4. Spróbujmy zmotywować do dalszej walki ("ciśniesz do końca"), chyba że zawodnik ledwo stoi na nogach.
5. Jeszcze jedna uwaga: Kibice powinni być wyczuleni na złe samopoczucie zawodników. Gdy widzimy kogoś kto np. zasłabnie - pomóżmy, podtrzymajmy, podajmy wodę, wezwijmy pomoc.

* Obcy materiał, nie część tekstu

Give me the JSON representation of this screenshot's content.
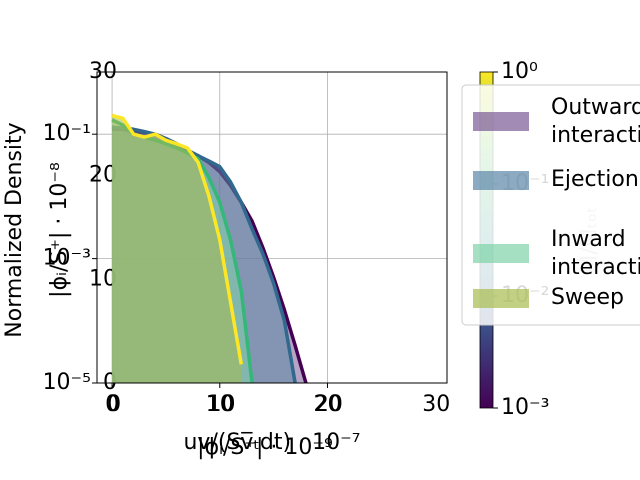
{
  "chart_data": {
    "type": "area",
    "ylabel": "Normalized Density",
    "y2label": "|ϕᵢ/S⁺| · 10⁻⁸",
    "xlabel": "uv/(Sv̅ₜdt) · 10⁻⁷",
    "x2label": "|ϕᵢ/S⁺| · 10⁻⁹",
    "x": [
      0,
      1,
      2,
      3,
      4,
      5,
      6,
      7,
      8,
      9,
      10,
      11,
      12,
      13,
      14,
      15,
      16,
      17,
      18
    ],
    "series": [
      {
        "name": "Outward\ninteraction",
        "color": "#440154",
        "fill": "#7a5a94",
        "values": [
          0.12,
          0.12,
          0.11,
          0.105,
          0.1,
          0.085,
          0.07,
          0.055,
          0.045,
          0.035,
          0.025,
          0.015,
          0.008,
          0.004,
          0.0015,
          0.0005,
          0.00015,
          4e-05,
          1e-05
        ]
      },
      {
        "name": "Ejection",
        "color": "#31688e",
        "fill": "#5b86a6",
        "values": [
          0.13,
          0.125,
          0.12,
          0.11,
          0.1,
          0.085,
          0.07,
          0.055,
          0.045,
          0.037,
          0.03,
          0.017,
          0.008,
          0.003,
          0.0012,
          0.0004,
          0.0001,
          1e-05,
          null
        ]
      },
      {
        "name": "Inward\ninteraction",
        "color": "#35b779",
        "fill": "#7fd3a8",
        "values": [
          0.17,
          0.14,
          0.1,
          0.09,
          0.08,
          0.07,
          0.06,
          0.05,
          0.04,
          0.02,
          0.008,
          0.002,
          0.0003,
          1e-05,
          null,
          null,
          null,
          null,
          null
        ]
      },
      {
        "name": "Sweep",
        "color": "#fde725",
        "fill": "#a8bc4e",
        "values": [
          0.2,
          0.18,
          0.1,
          0.09,
          0.1,
          0.08,
          0.07,
          0.06,
          0.035,
          0.01,
          0.002,
          0.0002,
          2e-05,
          null,
          null,
          null,
          null,
          null,
          null
        ]
      }
    ],
    "xlim": [
      -1.4,
      31.1
    ],
    "xticks": [
      0,
      10,
      20
    ],
    "x2lim": [
      -1.6,
      31
    ],
    "x2ticks": [
      0,
      10,
      20,
      30
    ],
    "ylim": [
      1e-05,
      1
    ],
    "log_y": true,
    "yticks": [
      {
        "value": 0.1,
        "label": "10⁻¹"
      },
      {
        "value": 0.001,
        "label": "10⁻³"
      },
      {
        "value": 1e-05,
        "label": "10⁻⁵"
      }
    ],
    "y2lim": [
      0,
      30
    ],
    "y2ticks": [
      0,
      10,
      20,
      30
    ],
    "grid": true,
    "colorbar": {
      "label": "M/Mₜₒₜ",
      "lim": [
        0.001,
        1
      ],
      "colormap": [
        "#440154",
        "#3b528b",
        "#21918c",
        "#5ec962",
        "#fde725"
      ],
      "ticks": [
        {
          "value": 1,
          "label": "10⁰"
        },
        {
          "value": 0.1,
          "label": "10⁻¹"
        },
        {
          "value": 0.01,
          "label": "10⁻²"
        },
        {
          "value": 0.001,
          "label": "10⁻³"
        }
      ]
    },
    "legend": "upper right"
  }
}
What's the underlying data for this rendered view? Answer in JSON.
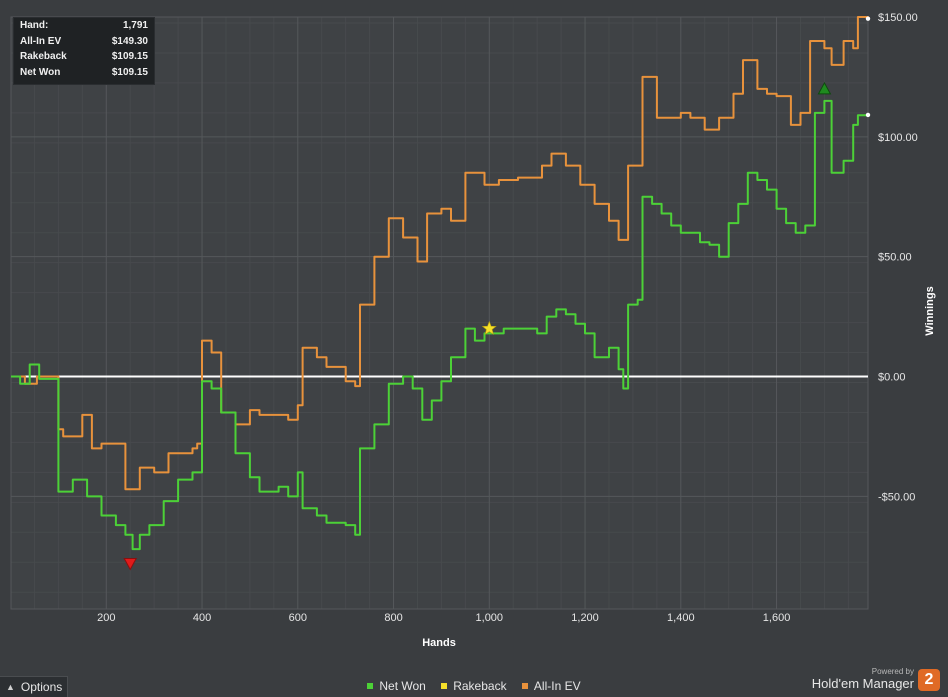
{
  "stats": {
    "rows": [
      {
        "label": "Hand:",
        "value": "1,791"
      },
      {
        "label": "All-In EV",
        "value": "$149.30"
      },
      {
        "label": "Rakeback",
        "value": "$109.15"
      },
      {
        "label": "Net Won",
        "value": "$109.15"
      }
    ]
  },
  "legend": {
    "items": [
      {
        "label": "Net Won",
        "color": "#4cd137"
      },
      {
        "label": "Rakeback",
        "color": "#f5e02a"
      },
      {
        "label": "All-In EV",
        "color": "#e8923c"
      }
    ]
  },
  "options": {
    "label": "Options"
  },
  "brand": {
    "powered": "Powered by",
    "name": "Hold'em Manager",
    "logo": "2"
  },
  "chart_data": {
    "type": "line",
    "xlabel": "Hands",
    "ylabel": "Winnings",
    "xlim": [
      1,
      1791
    ],
    "ylim": [
      -97,
      150
    ],
    "x_ticks": [
      200,
      400,
      600,
      800,
      1000,
      1200,
      1400,
      1600
    ],
    "x_tick_labels": [
      "200",
      "400",
      "600",
      "800",
      "1,000",
      "1,200",
      "1,400",
      "1,600"
    ],
    "y_ticks": [
      150,
      100,
      50,
      0,
      -50
    ],
    "y_tick_labels": [
      "$150.00",
      "$100.00",
      "$50.00",
      "$0.00",
      "-$50.00"
    ],
    "grid": true,
    "legend_position": "bottom",
    "series": [
      {
        "name": "All-In EV",
        "color": "#e8923c",
        "points": [
          [
            1,
            0
          ],
          [
            30,
            -3
          ],
          [
            55,
            0
          ],
          [
            100,
            -22
          ],
          [
            110,
            -25
          ],
          [
            150,
            -16
          ],
          [
            170,
            -30
          ],
          [
            190,
            -28
          ],
          [
            240,
            -47
          ],
          [
            270,
            -38
          ],
          [
            300,
            -40
          ],
          [
            330,
            -32
          ],
          [
            350,
            -32
          ],
          [
            380,
            -30
          ],
          [
            390,
            -28
          ],
          [
            400,
            15
          ],
          [
            420,
            10
          ],
          [
            440,
            -15
          ],
          [
            470,
            -20
          ],
          [
            500,
            -14
          ],
          [
            520,
            -16
          ],
          [
            560,
            -16
          ],
          [
            580,
            -18
          ],
          [
            600,
            -12
          ],
          [
            610,
            12
          ],
          [
            640,
            8
          ],
          [
            660,
            4
          ],
          [
            700,
            -2
          ],
          [
            720,
            -4
          ],
          [
            730,
            30
          ],
          [
            760,
            50
          ],
          [
            790,
            66
          ],
          [
            820,
            58
          ],
          [
            850,
            48
          ],
          [
            870,
            68
          ],
          [
            900,
            70
          ],
          [
            920,
            65
          ],
          [
            950,
            85
          ],
          [
            990,
            80
          ],
          [
            1020,
            82
          ],
          [
            1060,
            83
          ],
          [
            1090,
            83
          ],
          [
            1110,
            88
          ],
          [
            1130,
            93
          ],
          [
            1160,
            88
          ],
          [
            1190,
            80
          ],
          [
            1220,
            72
          ],
          [
            1250,
            65
          ],
          [
            1270,
            57
          ],
          [
            1290,
            88
          ],
          [
            1320,
            125
          ],
          [
            1350,
            108
          ],
          [
            1380,
            108
          ],
          [
            1400,
            110
          ],
          [
            1420,
            108
          ],
          [
            1450,
            103
          ],
          [
            1480,
            108
          ],
          [
            1510,
            118
          ],
          [
            1530,
            132
          ],
          [
            1560,
            120
          ],
          [
            1580,
            118
          ],
          [
            1600,
            117
          ],
          [
            1630,
            105
          ],
          [
            1650,
            110
          ],
          [
            1670,
            140
          ],
          [
            1700,
            137
          ],
          [
            1715,
            130
          ],
          [
            1740,
            140
          ],
          [
            1760,
            137
          ],
          [
            1770,
            150
          ],
          [
            1791,
            149.3
          ]
        ]
      },
      {
        "name": "Net Won",
        "color": "#4cd137",
        "points": [
          [
            1,
            0
          ],
          [
            20,
            -3
          ],
          [
            40,
            5
          ],
          [
            60,
            -1
          ],
          [
            100,
            -48
          ],
          [
            130,
            -43
          ],
          [
            160,
            -50
          ],
          [
            190,
            -58
          ],
          [
            220,
            -62
          ],
          [
            240,
            -66
          ],
          [
            255,
            -72
          ],
          [
            270,
            -66
          ],
          [
            290,
            -62
          ],
          [
            320,
            -52
          ],
          [
            350,
            -43
          ],
          [
            380,
            -40
          ],
          [
            400,
            -2
          ],
          [
            420,
            -5
          ],
          [
            440,
            -15
          ],
          [
            470,
            -32
          ],
          [
            500,
            -42
          ],
          [
            520,
            -48
          ],
          [
            560,
            -46
          ],
          [
            580,
            -50
          ],
          [
            600,
            -40
          ],
          [
            610,
            -55
          ],
          [
            640,
            -58
          ],
          [
            660,
            -61
          ],
          [
            700,
            -62
          ],
          [
            720,
            -66
          ],
          [
            730,
            -30
          ],
          [
            760,
            -20
          ],
          [
            790,
            -3
          ],
          [
            820,
            0
          ],
          [
            840,
            -5
          ],
          [
            860,
            -18
          ],
          [
            880,
            -10
          ],
          [
            900,
            -2
          ],
          [
            920,
            8
          ],
          [
            950,
            20
          ],
          [
            970,
            15
          ],
          [
            990,
            18
          ],
          [
            1010,
            18
          ],
          [
            1030,
            20
          ],
          [
            1060,
            20
          ],
          [
            1080,
            20
          ],
          [
            1100,
            18
          ],
          [
            1120,
            25
          ],
          [
            1140,
            28
          ],
          [
            1160,
            26
          ],
          [
            1180,
            22
          ],
          [
            1200,
            18
          ],
          [
            1220,
            8
          ],
          [
            1250,
            12
          ],
          [
            1270,
            3
          ],
          [
            1280,
            -5
          ],
          [
            1290,
            30
          ],
          [
            1310,
            32
          ],
          [
            1320,
            75
          ],
          [
            1340,
            72
          ],
          [
            1360,
            68
          ],
          [
            1380,
            63
          ],
          [
            1400,
            60
          ],
          [
            1420,
            60
          ],
          [
            1440,
            56
          ],
          [
            1460,
            55
          ],
          [
            1480,
            50
          ],
          [
            1500,
            64
          ],
          [
            1520,
            72
          ],
          [
            1540,
            85
          ],
          [
            1560,
            82
          ],
          [
            1580,
            78
          ],
          [
            1600,
            70
          ],
          [
            1620,
            64
          ],
          [
            1640,
            60
          ],
          [
            1660,
            63
          ],
          [
            1680,
            110
          ],
          [
            1700,
            115
          ],
          [
            1715,
            85
          ],
          [
            1740,
            90
          ],
          [
            1760,
            105
          ],
          [
            1770,
            109
          ],
          [
            1791,
            109.15
          ]
        ]
      }
    ],
    "markers": [
      {
        "type": "min",
        "x": 250,
        "y": -78,
        "color": "#e01b1b"
      },
      {
        "type": "star",
        "x": 1000,
        "y": 20,
        "color": "#f5e02a"
      },
      {
        "type": "max",
        "x": 1700,
        "y": 120,
        "color": "#1f8a1f"
      }
    ]
  }
}
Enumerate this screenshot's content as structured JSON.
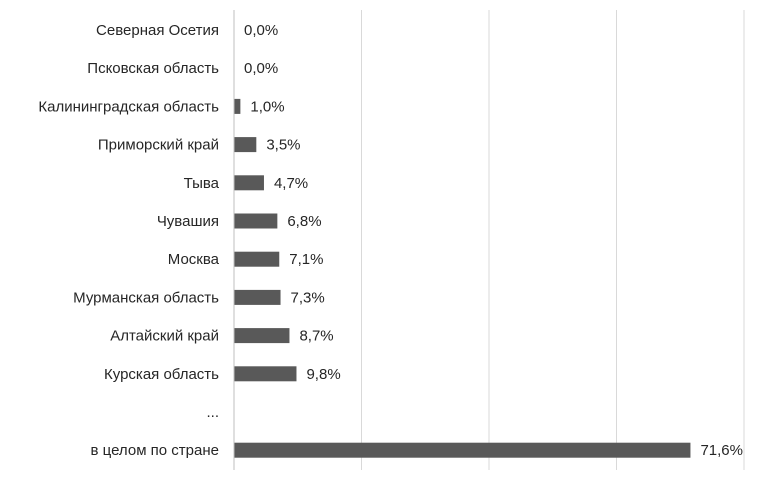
{
  "chart_data": {
    "type": "bar",
    "orientation": "horizontal",
    "title": "",
    "xlabel": "",
    "ylabel": "",
    "xlim": [
      0,
      80
    ],
    "grid": true,
    "legend": "none",
    "bar_color": "#595959",
    "categories": [
      "Северная Осетия",
      "Псковская область",
      "Калининградская область",
      "Приморский край",
      "Тыва",
      "Чувашия",
      "Москва",
      "Мурманская область",
      "Алтайский край",
      "Курская область",
      "...",
      "в целом по стране"
    ],
    "values": [
      0.0,
      0.0,
      1.0,
      3.5,
      4.7,
      6.8,
      7.1,
      7.3,
      8.7,
      9.8,
      null,
      71.6
    ],
    "value_labels": [
      "0,0%",
      "0,0%",
      "1,0%",
      "3,5%",
      "4,7%",
      "6,8%",
      "7,1%",
      "7,3%",
      "8,7%",
      "9,8%",
      "",
      "71,6%"
    ]
  }
}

A na Was jakie kibicowanie działa najlepiej?




5 komentarzy:

  1. Przede wszystkim, ogromnie dziękuję za wsparcie:) To naprawdę podnosi na duchu i nawet jeśli nie dodaje siły fizycznej, to w głowie robi najważniejsze: nie pozwala się poddać. Najfajniejsze są niespodzianki. Ja wiedziałem, że Ty będziesz, ale jak zobaczyłem plakat, to aż mnie ciarki przeszły! Podobnie jak pojawili się inni znajomi (nie wiedziałem, że będą), to jest kosmos. Mam nadzieję, że nie uznasz za spamu jak podrzucę swój link z PozTri. Zobacz zdjęcie transparentu. No naprawdę, nie mogłem się poddać, prawda?:)
    http://www.biecdalej.pl/2013/08/ten-w-ktorym-biegne-dla-kibicow.html
    Po lekturze Twojego wpisu zastanowiłem się, co lubię usłyszeć, a czego nie lubię od kibicujących. „Szybciej! Szybciej!” w miejscu innym niż finisz chyba rzeczywiście jest słabe;) Chyba lepsze są wszelakie „brawo!” pisk, krzyk, piątka, a przede wszystkim sama obecność bliskich:)
    No i kibicować wszystkim, a nie tylko swoim ludziom – za granicą tak jest, u nas ludzie dopiero uczą się kibicowania.. ale na tri chyba jest i tak lepiej niż na biegach. Pod tym kątem masakrą jest Maraton Warszawski. Biegniesz, niby tłum kibiców, ale.. stoją cicho.

    OdpowiedzUsuń
  2. Ja również dziękuję za support! Mijałem Was cztery razy w trakcie biegania po piaseczyńskich piaskach i chociaż wiedziałem, że Wasze gorące uczucie płynie w stronę pana JK (pozdrawiam serdecznie mojego basenowego kolegę :), to za każdym razem czułem Wasze mocne wsparcie skierowane do wszystkich napierających zawodników. Na mnie bardzo energetyzująco działa jak ktoś odczyta moje imię z numeru startowego/koszulki. Biegnę, zdycham a tu nagle "dawaj Paweł" - działa jak zimny prysznic i wyrywa z dopadającego znużenia. Co przy temperaturze 30 stopni robi bardzo dobrze. Nagle się okazuje, że nie napierasz "sobie a muzom" i trzeba się jeszcze bardziej postarać. I oczywiście przybijanie piątek i polewanie wodą - uwielbiam! Fajne też są komentarze na wesoło, w stylu fabiszowego "jedziesz jedziesz, nie jesteś na pikniku!". Po chwili zastanowienia - no fakt, nie po to się trenowało, żeby teraz zachowawczo dowieźć cztery litery do mety, trzeba jeszcze trochę pocisnąć! Czyż nie

    OdpowiedzUsuń
  3. Zgadzam się, teksty typu "szybciej" są słabe. Jakbym mogła szybciej, to tak właśnie bym biegła :-) Wszelkiego rodzaju "dawaj", "dasz radę", "brawo" uwielbiam. A to, co chyba najbardziej mi pomaga to na maratonie albo połówce to zawodnicy, którzy już dobiegli i z medalami na szyi dopingują wolniejszych, w tym mnie. Ja po dobiegnięciu staram się robić to samo (chyba że nie jestem w stanie). Mam tylko mieszane uczucia odnośnie dopingowania najsłabszych. W tym roku przekibicowałam całą warszawską połówkę. Miałam wrażenie, że tym, którzy biegli na czas ok. 2,5 godziny doping był najbardziej potrzebny i to było super. Ale długo za nimi snuli się wolniejsi. Często były to osoby starsze, albo z nadwagą, wielu z nich sprawiało wrażenie, jakby za chwilę mieli upaść. Odpuściłam sobie okrzyki typu "dawaj", "ciśnij" bo wyglądali naprawdę źle.

    OdpowiedzUsuń
  4. W sumie przemyślenia mam podobne. A wszelkie "szybciej" itp. irytuje mnie strasznie. Mam takie wrażenie, że najczęściej rzucają je ci, co nigdy nie biegali, i nie wiedzą, że dajemy z siebie tyle, ile możemy, i więcej już się nie da.

    OdpowiedzUsuń
  5. Tak sobie myślę, że chyba bym się nie obraziła na "szybciej". Raczej doceniam że ludzie przełamują wstyd (czy to nie o wstyd chodzi?) i w ogóle kibicują, a nie tylko czekają pół godziny na swoich i się zwijają. Czasem się sama zastanawiam czy biegacze nie czują się jakoś urażeni tym co wrzeszczę. Często jest to "postawa, oddech i dajeeeesz!"